The timing of the spike in incitement was not accidental. Facing serious opposition within Fatah, and fearing the very real possibility of a Hamas victory in the West Bank as it obtained in 2006 in Gaza, Abbas turned to his favorite default strategy: demonizing the Jews and Israel. It’s nothing new for him, of course; he’s been feeding his people antisemitic blood libels for years.
These include claims that Israel steals the organs and poisons the water supply of innocent Palestinians. More recently, he nurtured the fabrication that Israel was denying vaccines to Palestinians, when it was he who flatly rejected two genuine Israeli offers to open a coronavirus vaccination station on the Temple Mount complex, the site of al-Aqsa Mosque, for the Palestinians worshiping there to receive their shots.
This, as it happens, is the very Muslim house of prayer that he regularly exploits for the purpose of stirring up trouble. And it works like a charm.

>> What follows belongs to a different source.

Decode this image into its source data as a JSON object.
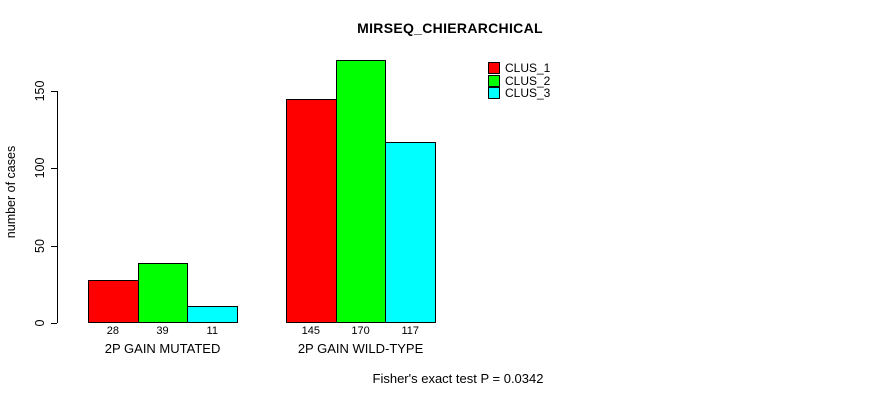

Apparently, declaring that the Jews are coming to storm the cherished holy place, and “desecrate it with their filthy feet,” is a perfect ploy to rile up testosterone-loaded youth sparring for a fight. Indeed, contrary to most of the reportage about the riots in Jerusalem during Ramadan, it was actually heightened instigation on the part of Abbas and his henchmen that lit the proverbial and literal match.
The PA and its apologists in Israel stated that the many and varied assaults on Israel Police officers and Jewish pedestrians were due to the placement of barricades around the Old City of Jerusalem’s Damascus Gate. Yet when the barriers were removed on April 25, hundreds of east Jerusalem residents flooded the location chanting, “With blood and fire we will liberate you, Palestine.”
Ironically, the reason that police had cordoned off the area in the first place was to prevent that very type of thing from happening. Abbas couldn’t have been happier at the display, particularly since Hamas was upstaging him by launching barrages of rockets into southern Israel, and using Jerusalem as its latest excuse and electoral boost.
Unfortunately for the terrorist organization that rules Gaza, it won’t be getting the opportunity to see its power solidified at the ballot box any time soon. Though Abbas is the obstacle, however, Hamas is faulting Israel.
No surprise there. Scapegoating and aiming to eliminate the Jewish state are two things that Fatah and Hamas have in common. The only difference is that Abbas lies to the West about both.